General information about the course

 

Content:  Counting problems in discrete math

Course format:  Work on problems in groups during class.  The group work and reflection on learning will be an important part of the course in addition to the math.

 

Homework:  Some due each week, may be due prior to class.  PLEASE MAKE A COPY of your homework for your own use while the work is out of your hands and being graded.  (You can turn in the original or the copy, as you choose.)

 

Course Notebook:  You should keep your work organized in a course notebook, written (for the most part) clearly enough that others can make some sense of it.  This is partly because you will really need to refer back to earlier work, and it gives you a permanent product from your work.  But it also will serve as a form of assessment that can be scanned to get an overall impression of your work.

 

Tests:  Most assessment will be ongoing, with questions asked during any of the classes.  But there will likely be some kind of midterm test during part of class 10/15 and also on 11/19.  There will be a final, larger take-home assignment due the last class, 12/3.  But this may change.

 

Textbook:  No textbook, but there will be problems handed out each week.
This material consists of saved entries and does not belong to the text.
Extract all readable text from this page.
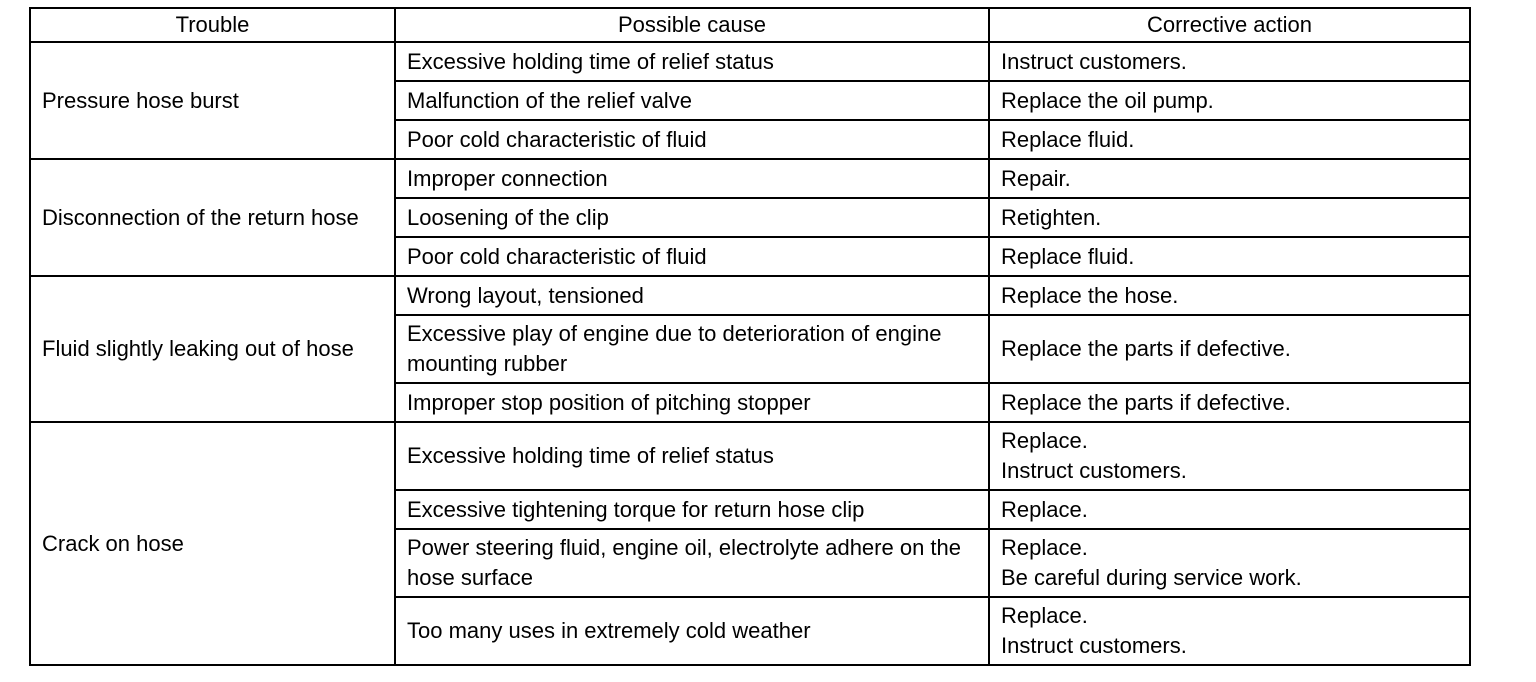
Trouble	Possible cause	Corrective action
Pressure hose burst	Excessive holding time of relief status	Instruct customers.

	Malfunction of the relief valve	Replace the oil pump.

	Poor cold characteristic of fluid	Replace fluid.

Disconnection of the return hose	Improper connection	Repair.

	Loosening of the clip	Retighten.

	Poor cold characteristic of fluid	Replace fluid.

Fluid slightly leaking out of hose	Wrong layout, tensioned	Replace the hose.

	Excessive play of engine due to deterioration of engine mounting rubber	Replace the parts if defective.

	Improper stop position of pitching stopper	Replace the parts if defective.

Crack on hose	Excessive holding time of relief status	Replace.
Instruct customers.

	Excessive tightening torque for return hose clip	Replace.

	Power steering fluid, engine oil, electrolyte adhere on the hose surface	Replace.
Be careful during service work.

	Too many uses in extremely cold weather	Replace.
Instruct customers.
The problem sheets come from a course offered in Seattle and New Jersey last summer, with roots in the Park City Mathematics Institute, so there will be topical references to locations and summer that don’t quite fit, but the math should not be affected.

 

Course website and email list, etc:  A website is coming.  It will be linked to the instructor homepage above.   We will likely use some of the Catalyst tools for communication and sharing on the web once the class is going.

 

Grades:  A big part of the grade will be based on the in-class work.  The class is really based on the assumption that everyone comes to class every time.  In the real world it may be necessary for reasons of illness or other reasons to miss a class, but in that case the student is responsible to making up the work.  But this must be exceptional, not a pattern.  Classroom participation is a very important part of the grade.